Il presidente del GCIC è stupefatto per l’intrusione dei gruppi radicali in una casa privata: “Questi attacchi nello spazio sacro della casa di una persona non sono nuovi. I gruppi di destra agiscono come delle bande che vigilano sulle case delle minuscole comunità cristiane. Essi penetrano nelle loro case private e accusano i credenti di conversioni forzate. In tal modo questi poveri cristiani vengono arrestati e accusati secondo diverse sezioni del codice penale indiano. Questi scagnozzi estremisti hanno creato una situazione che in apparenza rispetta la legge, ma in realtà loro sono i primi a violarla”.
Sajan K. George continua l’elenco delle violenze contro i cristiani: “Il 27 maggio scorso, sempre nel distretto di Mau, un gruppo di estremisti ha picchiato con brutalità un pastore protestante, che ha dovuto ricorrere alle cure ospedaliere. Motivo del pestaggio: sospetto di conversioni forzate!
A fine gennaio, dopo oltre due mesi di prigione, tre cristiani sono stati rilasciati su cauzione. Si tratta di Ajay Kumar, pastore di 23 anni, del suo collega Om Prakash, 20 anni, e di Kapil Dev Ram, un fedele di 62 anni.
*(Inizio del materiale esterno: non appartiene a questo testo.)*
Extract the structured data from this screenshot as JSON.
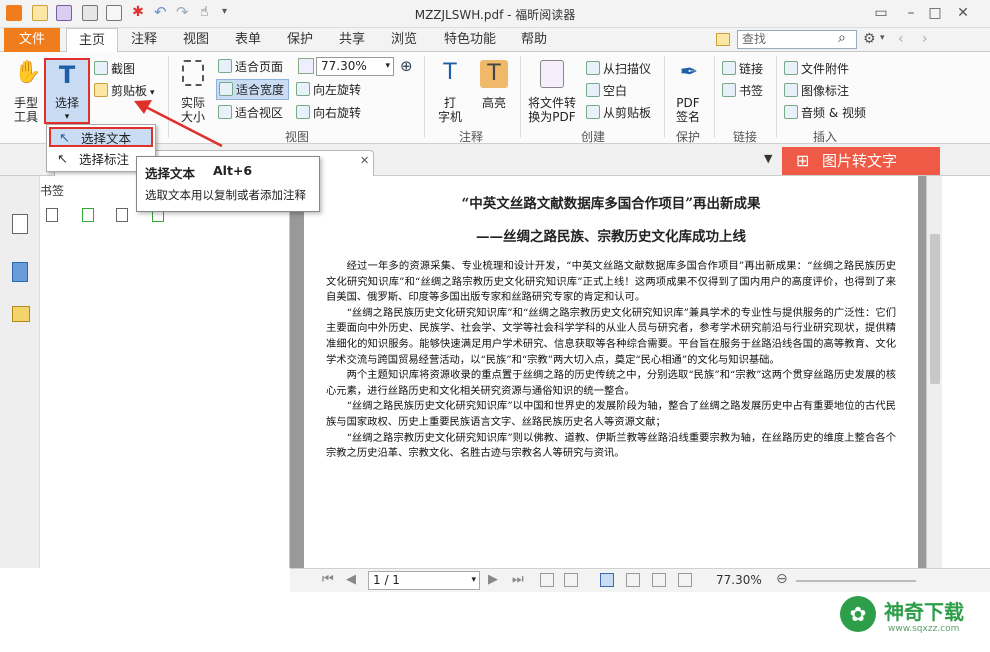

Anche loro sono accusati di conversioni forzate. E sono tutte accuse inventate”.
L’Uttar Pradesh, lo Stato indiano più popoloso (circa 200milioni di abitanti), è guidato dal Chief minister Yogi Adityanath, un santone famoso per le sue posizioni contro i cristiani e le altre minoranze religiose.
Secondo l’Institute for Leadership and Community Development, l’Uttar Pradesh è al primo posto fra gli Stati indiani per violenze di stampo religioso ed etnico. Il Violence Monitor, un mensile che monitora le violenze contro i cristiani, ha spesso messo l’Uttar Pradesh in vetta alle classifiche di episodi di violenza contro i cristiani. (Nirmala Carvalho, Asia News, 6/10/2020).